Bob Gregory2

Emeritus Professor
Robert Gregory AO

BCom (Melbourne), PhD (London)

Discipline: Economics

Year Elected: 1979

2019 Reflections

I thank the Academy for this honour which requires two unusual qualifications, admittance to the Academy at an early age and then not dying too soon afterwards. Both qualifications, at a personal level, seem important, and another forty years would be good too.

It seems natural to write about the good old days and comment about how I believe times have changed for young economists. Most of these changes flow from growing specialization.

When I returned in 1969, I believed I was giving up considerable income by leaving the US, making it more difficult to establish an international reputation and distancing myself from the research frontier. But, I could be a bigger fish in a smaller pond, and, more importantly I could accept a full-time research job at the Institute of Advanced Studies, ANU. The free time and location of this job would enable me to work across a wide range of important policy issues. I could be a generalist, contribute to academia and Australian policy work. Looking back, however, there seemed to be few disadvantages in returning home and the advantages were greater and more exciting than I had imagined.

All my contributions, in response to Australian policy experiences, moved me closer to the international research frontier and the ideas were subsequently explored, many years later, by elite economists focusing on the same issues in their own economies, although not usually in response to my work. I recognized important research questions early because I saw the problems playing out in the Australian economy before they became obvious to academics focused on larger economies or drawing ideas from journals. All one needed was to be in Canberra, keep close to good economists in the public service, have time, and be sufficiently confident to switch research topics in response to new problems.

The ability of our typical young academic appointee to recognize new emerging problems in the Australian economy, and foresee their subsequent importance for larger economies, has diminished, primarily because of increased specialization. New appointees come to Australia after their research agenda has been firmly set in place by five to seven years of specialization in graduate school. It is not sensible to respond to new economic problems of a new environment. The rewards for publishing in the best international journal articles are so great now-a-days that the heavy PhD investments need to be utilized to the fullest advantage. Hence, new appointees tend to follow the international leaders in their specialization and not respond to new and important local problems.

In addition, most interesting empirical studies now require very large investments after the PhD. In my youth almost all articles were single authored. The latest issue of a top journal to cross my desk has one single authored article and the rest have three to five authors.
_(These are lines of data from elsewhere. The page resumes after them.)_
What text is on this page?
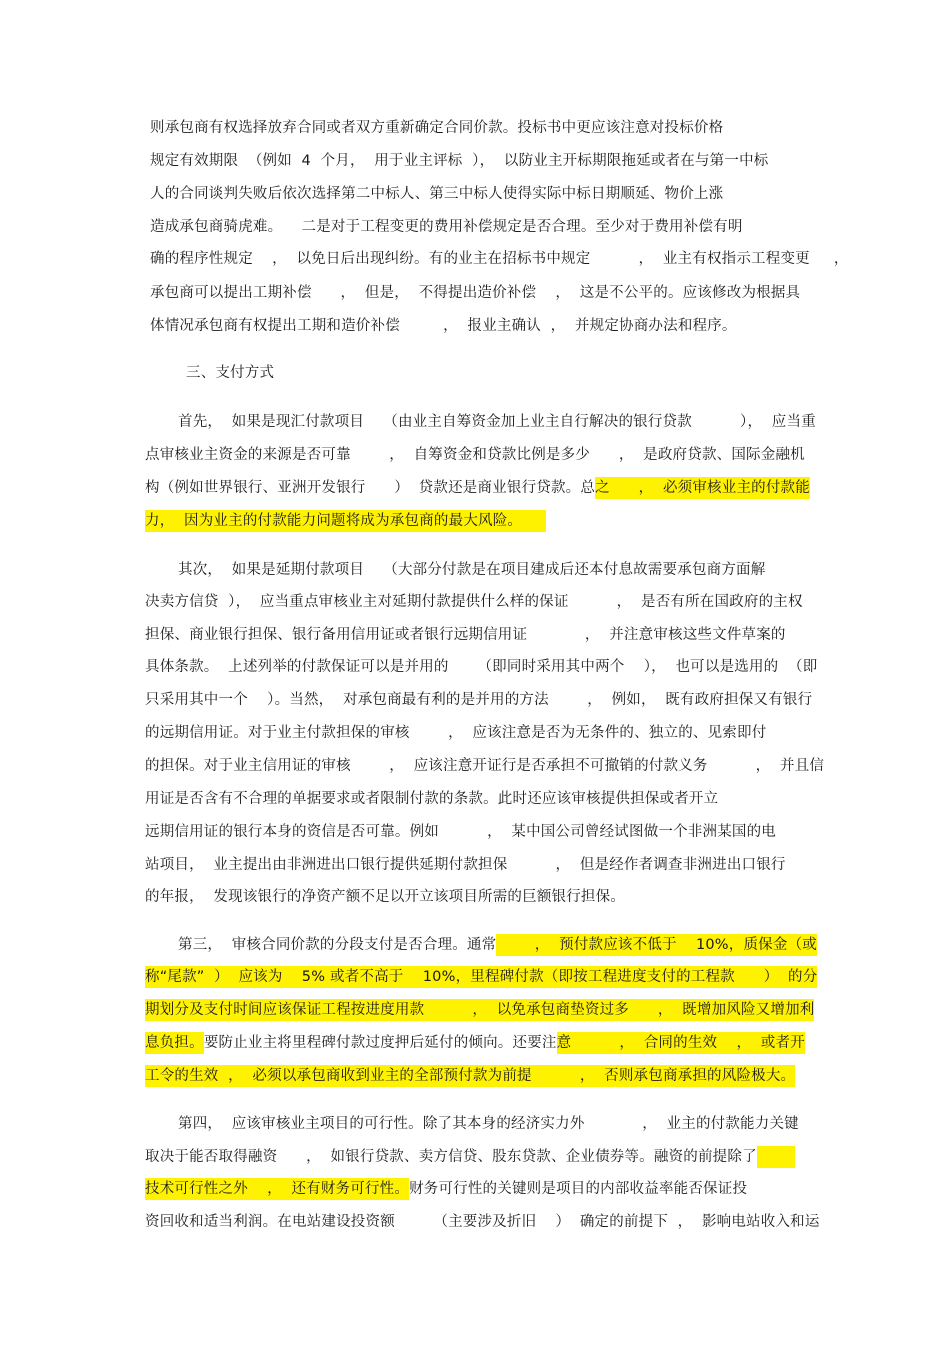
则承包商有权选择放弃合同或者双方重新确定合同价款。投标书中更应该注意对投标价格
规定有效期限  （例如  4  个月，  用于业主评标  ），  以防业主开标期限拖延或者在与第一中标
人的合同谈判失败后依次选择第二中标人、第三中标人使得实际中标日期顺延、物价上涨
造成承包商骑虎难。    二是对于工程变更的费用补偿规定是否合理。至少对于费用补偿有明
确的程序性规定    ，  以免日后出现纠纷。有的业主在招标书中规定          ，  业主有权指示工程变更     ，
承包商可以提出工期补偿      ，  但是，  不得提出造价补偿    ，  这是不公平的。应该修改为根据具
体情况承包商有权提出工期和造价补偿         ，  报业主确认  ，  并规定协商办法和程序。
三、支付方式
首先，  如果是现汇付款项目    （由业主自筹资金加上业主自行解决的银行贷款          ），  应当重
点审核业主资金的来源是否可靠        ，  自筹资金和贷款比例是多少      ，  是政府贷款、国际金融机
构（例如世界银行、亚洲开发银行      ）  贷款还是商业银行贷款。总之      ，  必须审核业主的付款能
力，  因为业主的付款能力问题将成为承包商的最大风险。
其次，  如果是延期付款项目    （大部分付款是在项目建成后还本付息故需要承包商方面解
决卖方信贷  ），  应当重点审核业主对延期付款提供什么样的保证          ，  是否有所在国政府的主权
担保、商业银行担保、银行备用信用证或者银行远期信用证            ，  并注意审核这些文件草案的
具体条款。  上述列举的付款保证可以是并用的      （即同时采用其中两个    ），  也可以是选用的  （即
只采用其中一个    ）。当然，  对承包商最有利的是并用的方法        ，  例如，  既有政府担保又有银行
的远期信用证。对于业主付款担保的审核        ，  应该注意是否为无条件的、独立的、见索即付
的担保。对于业主信用证的审核        ，  应该注意开证行是否承担不可撤销的付款义务          ，  并且信
用证是否含有不合理的单据要求或者限制付款的条款。此时还应该审核提供担保或者开立
远期信用证的银行本身的资信是否可靠。例如          ，  某中国公司曾经试图做一个非洲某国的电
站项目，  业主提出由非洲进出口银行提供延期付款担保          ，  但是经作者调查非洲进出口银行
的年报，  发现该银行的净资产额不足以开立该项目所需的巨额银行担保。
第三，  审核合同价款的分段支付是否合理。通常        ，  预付款应该不低于    10%，质保金（或
称“尾款”  ）  应该为    5% 或者不高于    10%，里程碑付款（即按工程进度支付的工程款      ）  的分
期划分及支付时间应该保证工程按进度用款          ，  以免承包商垫资过多      ，  既增加风险又增加利
息负担。要防止业主将里程碑付款过度押后延付的倾向。还要注意          ，  合同的生效    ，  或者开
工令的生效  ，  必须以承包商收到业主的全部预付款为前提          ，  否则承包商承担的风险极大。
第四，  应该审核业主项目的可行性。除了其本身的经济实力外            ，  业主的付款能力关键
取决于能否取得融资      ，  如银行贷款、卖方信贷、股东贷款、企业债券等。融资的前提除了
技术可行性之外    ，  还有财务可行性。财务可行性的关键则是项目的内部收益率能否保证投
资回收和适当利润。在电站建设投资额        （主要涉及折旧    ）  确定的前提下  ，  影响电站收入和运
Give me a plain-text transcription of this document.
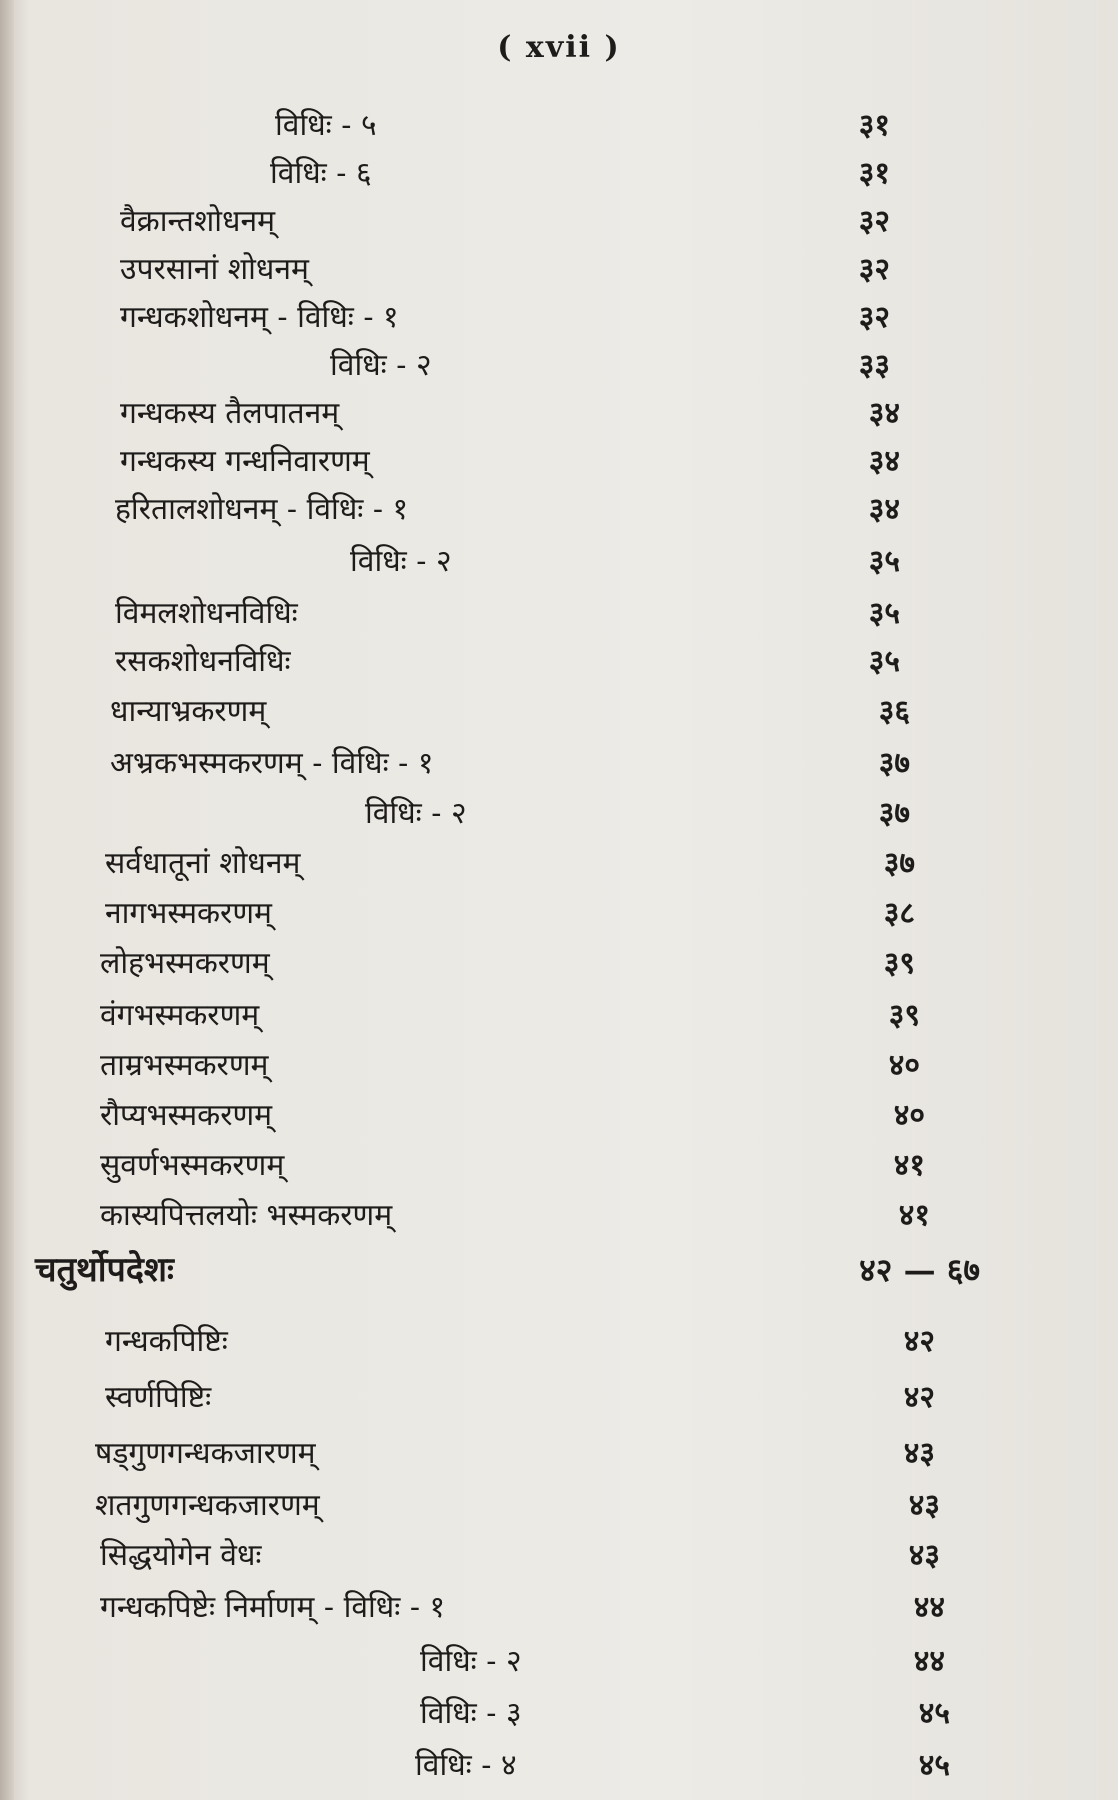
( xvii )
विधिः - ५	३१
विधिः - ६	३१
वैक्रान्तशोधनम्	३२
उपरसानां शोधनम्	३२
गन्धकशोधनम् - विधिः - १	३२
विधिः - २	३३
गन्धकस्य तैलपातनम्	३४
गन्धकस्य गन्धनिवारणम्	३४
हरितालशोधनम् - विधिः - १	३४
विधिः - २	३५
विमलशोधनविधिः	३५
रसकशोधनविधिः	३५
धान्याभ्रकरणम्	३६
अभ्रकभस्मकरणम् - विधिः - १	३७
विधिः - २	३७
सर्वधातूनां शोधनम्	३७
नागभस्मकरणम्	३८
लोहभस्मकरणम्	३९
वंगभस्मकरणम्	३९
ताम्रभस्मकरणम्	४०
रौप्यभस्मकरणम्	४०
सुवर्णभस्मकरणम्	४१
कास्यपित्तलयोः भस्मकरणम्	४१
चतुर्थोपदेशः	४२ — ६७
गन्धकपिष्टिः	४२
स्वर्णपिष्टिः	४२
षड्गुणगन्धकजारणम्	४३
शतगुणगन्धकजारणम्	४३
सिद्धयोगेन वेधः	४३
गन्धकपिष्टेः निर्माणम् - विधिः - १	४४
विधिः - २	४४
विधिः - ३	४५
विधिः - ४	४५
On average, an economist interested in an Australian problem may need to find another three good economists to agree that the local topic will attract international interest, not impossible but not an easy task.

Young people today face different incentives and greater time pressures. I was able to introduce the first course work Masters and PhD degrees in Australia, to take leave from the university at a very young age and become a Division head to work closely with Alf Rattigan, one of Australia’s great public servants, I was able to play a small part in changing the Tariff Board into the Productivity Commission, to be close to and to write about the 25 per cent tariff cut and the impact of moving to flexible exchange rates. I could join two very senior Public Servants and write a commissioned report on the formation of economic policy for the Coombs Royal Commission into reforms of the Public Sector. Among our recommendations subsequently introduced were splitting the Treasury and strengthening the function of Ministerial staffers (maybe not such a good idea).  I was able to sit on the Board of the Reserve Bank, Head the Economics Department in the Research School of Economics for 16 years and accept the Harvard Chair of Australian Studies. If I was starting today, the large rewards from academic specialization would push me to a different and narrower career.

But here is a puzzle. At the same time of increased specialization economists are working on a wider range of topics than ever – law and economics, machine learning, pre-school development of children, politics and economic growth, the impact of drug development– the list seems endless. Yet co-authors are not drawn from other disciplines. Overwhelmingly they are other economists.

I think of the Academy as encouraging interdisciplinary contributions to Australian problems. But this is not where the rewards have been for young economists who are increasingly specialising within the discipline. Maybe, as economics continues to expand into the fields of other disciplines, things will change but I would bet against it.